Chapter 21. Change Happens

After Sarah Roberts graduated college with a degree in political science, she did what her upper-middle-class family and society expected of her—she landed a good job as a consultant at an environmental consulting firm and set out to climb the corporate ladder.

A few years later, Sarah got married. She and her husband lived and worked in Washington, D.C., living what she calls "the typical D.C. lifestyle." She was working about 70 hours a week in her efforts to advance her career, and she spent a lot of her spare time thinking about work.

"We get so caught up in the work-and-spend cycle that we don't think about what really makes us happy. This job was bringing me a lot more stress than happiness," she told me.

The terrorist attacks on September 11, 2001, were one of several factors that made Sarah think that she should be spending more of her time doing the things that were really important to her.

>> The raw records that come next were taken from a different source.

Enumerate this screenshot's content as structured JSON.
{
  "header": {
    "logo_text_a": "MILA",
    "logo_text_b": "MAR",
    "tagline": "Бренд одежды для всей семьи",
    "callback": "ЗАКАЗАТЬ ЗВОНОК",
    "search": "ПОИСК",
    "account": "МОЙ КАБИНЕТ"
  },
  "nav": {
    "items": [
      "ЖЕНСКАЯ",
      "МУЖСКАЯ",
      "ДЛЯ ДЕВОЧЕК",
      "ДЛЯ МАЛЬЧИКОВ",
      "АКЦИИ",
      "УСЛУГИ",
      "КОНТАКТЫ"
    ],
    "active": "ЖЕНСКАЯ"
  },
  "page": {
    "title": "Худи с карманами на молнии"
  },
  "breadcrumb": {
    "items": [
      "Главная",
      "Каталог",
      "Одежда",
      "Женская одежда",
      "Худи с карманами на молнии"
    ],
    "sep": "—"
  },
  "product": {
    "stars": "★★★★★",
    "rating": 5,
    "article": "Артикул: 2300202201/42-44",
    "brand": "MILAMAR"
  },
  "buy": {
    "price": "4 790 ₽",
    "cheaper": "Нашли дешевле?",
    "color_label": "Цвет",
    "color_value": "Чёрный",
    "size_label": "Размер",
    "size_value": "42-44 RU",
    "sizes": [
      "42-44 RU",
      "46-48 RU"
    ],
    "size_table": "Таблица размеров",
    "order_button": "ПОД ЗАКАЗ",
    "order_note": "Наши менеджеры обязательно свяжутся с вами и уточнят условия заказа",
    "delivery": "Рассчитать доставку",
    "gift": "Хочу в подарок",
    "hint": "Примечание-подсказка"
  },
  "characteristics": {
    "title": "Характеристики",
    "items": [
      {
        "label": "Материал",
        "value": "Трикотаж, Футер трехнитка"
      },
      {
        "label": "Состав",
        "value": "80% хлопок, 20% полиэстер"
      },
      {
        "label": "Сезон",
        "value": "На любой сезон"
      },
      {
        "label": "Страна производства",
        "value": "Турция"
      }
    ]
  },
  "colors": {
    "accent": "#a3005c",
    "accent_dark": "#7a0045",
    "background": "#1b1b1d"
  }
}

Spending a majority of her waking hours at a job she didn't really like so that she could pay for a lifestyle that wasn't helping her find a lot of happiness became a choice that was hard to live with.

"Some of the things I worried and cared about began to seem so unimportant. There are just more important things going on than working 70 hours a week. Even when I wasn't at work, I would spend a lot of time stressing about it. I didn't think I needed to be doing this anymore," she told me.

In addition, Sarah and her husband were looking at houses. Their search made ...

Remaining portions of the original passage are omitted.